Abstract
Background: Clinical depression is highly prevalent worldwide, yet many patients remain inadequately treated. Cognitive Bias Modification for Interpretation (CBMI) is a promising, cost-effective digital intervention that targets negative thinking patterns by repeatedly resolving ambiguous scenarios in neutral or positive ways. This study examined whether enhancing CBM-I for depression with graphics and character-based cognitive embodiment could improve presence, immersion, and therapeutic effects.
Methods: A total of 138 participants were randomized into four groups: traditional CBM-I (Text-Only), enhanced CBM-I with pictures but no main character (No Character), enhanced CBM-I with pictures and character embodiment (Character), or Control. Procedures were identical across groups apart from the CBM-I version delivered.
Results: All three training groups significantly improved interpretation bias compared to Control, with no significant differences between training conditions. There were significant differences in the sense of presence but there were no significant differences in the sense of immersion among groups. Objective and subjective performance assessed by Anagram task showed no significant differences among groups. European participants exhibited significantly lower negative interpretation bias than non-European participants.
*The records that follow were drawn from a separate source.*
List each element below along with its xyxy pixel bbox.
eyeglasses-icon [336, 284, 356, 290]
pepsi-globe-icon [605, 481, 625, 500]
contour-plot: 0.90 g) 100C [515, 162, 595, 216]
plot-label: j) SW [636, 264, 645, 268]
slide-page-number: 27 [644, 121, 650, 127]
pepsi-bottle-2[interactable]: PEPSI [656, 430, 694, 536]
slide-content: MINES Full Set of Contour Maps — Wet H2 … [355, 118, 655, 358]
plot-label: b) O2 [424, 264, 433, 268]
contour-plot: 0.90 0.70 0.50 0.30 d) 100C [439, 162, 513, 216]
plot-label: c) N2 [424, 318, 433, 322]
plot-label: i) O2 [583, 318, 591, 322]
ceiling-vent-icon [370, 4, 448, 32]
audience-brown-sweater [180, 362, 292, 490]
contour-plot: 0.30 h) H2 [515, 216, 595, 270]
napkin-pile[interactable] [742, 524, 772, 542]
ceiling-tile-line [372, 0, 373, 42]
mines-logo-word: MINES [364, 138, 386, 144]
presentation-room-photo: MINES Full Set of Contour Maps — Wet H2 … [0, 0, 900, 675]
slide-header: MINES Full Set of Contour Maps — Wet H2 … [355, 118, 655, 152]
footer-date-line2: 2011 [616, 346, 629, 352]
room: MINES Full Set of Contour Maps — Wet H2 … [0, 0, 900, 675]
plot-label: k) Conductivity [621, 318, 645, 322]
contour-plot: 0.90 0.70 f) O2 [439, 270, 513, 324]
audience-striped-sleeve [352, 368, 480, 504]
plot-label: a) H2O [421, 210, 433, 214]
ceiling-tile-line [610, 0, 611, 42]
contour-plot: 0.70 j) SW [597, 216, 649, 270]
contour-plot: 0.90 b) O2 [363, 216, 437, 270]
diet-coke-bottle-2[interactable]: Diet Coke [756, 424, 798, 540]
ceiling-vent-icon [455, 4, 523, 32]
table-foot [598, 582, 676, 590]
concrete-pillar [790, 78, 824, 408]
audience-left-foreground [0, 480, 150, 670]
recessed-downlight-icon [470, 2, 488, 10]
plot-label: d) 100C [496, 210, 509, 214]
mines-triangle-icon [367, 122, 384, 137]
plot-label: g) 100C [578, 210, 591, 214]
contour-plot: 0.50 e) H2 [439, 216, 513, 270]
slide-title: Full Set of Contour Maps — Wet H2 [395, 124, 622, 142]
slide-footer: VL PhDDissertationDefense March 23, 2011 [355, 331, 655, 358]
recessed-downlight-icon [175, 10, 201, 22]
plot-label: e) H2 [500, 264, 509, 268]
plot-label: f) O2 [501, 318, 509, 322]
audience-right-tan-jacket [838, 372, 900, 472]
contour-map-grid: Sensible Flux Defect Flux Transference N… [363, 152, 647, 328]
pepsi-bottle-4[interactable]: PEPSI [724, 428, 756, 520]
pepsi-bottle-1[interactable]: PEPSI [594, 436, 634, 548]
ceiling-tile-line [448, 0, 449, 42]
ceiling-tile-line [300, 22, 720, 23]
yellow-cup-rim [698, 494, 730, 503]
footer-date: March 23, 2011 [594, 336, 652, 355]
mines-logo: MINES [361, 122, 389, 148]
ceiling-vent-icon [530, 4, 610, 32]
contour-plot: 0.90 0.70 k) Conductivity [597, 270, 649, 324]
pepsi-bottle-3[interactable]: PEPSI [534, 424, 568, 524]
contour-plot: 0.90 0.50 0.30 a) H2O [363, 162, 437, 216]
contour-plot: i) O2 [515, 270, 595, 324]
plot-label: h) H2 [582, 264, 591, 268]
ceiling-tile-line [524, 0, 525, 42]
Limitations: The study lacked preregistration and may be underpowered for between-group comparisons. Visuals may not have been sufficiently realistic and some measures were not assessed at pre-post training.
Conclusions: All active CBM-I conditions significantly reduced negative interpretation bias; however, no incremental benefit was detected for character-based cognitive embodiment or visual enhancements. Future studies should refine visual realism, adapt or develop cognitive embodiment measures, and utilize larger, preregistered samples to more rigorously evaluate the potential of character-based embodiment in CBM-I.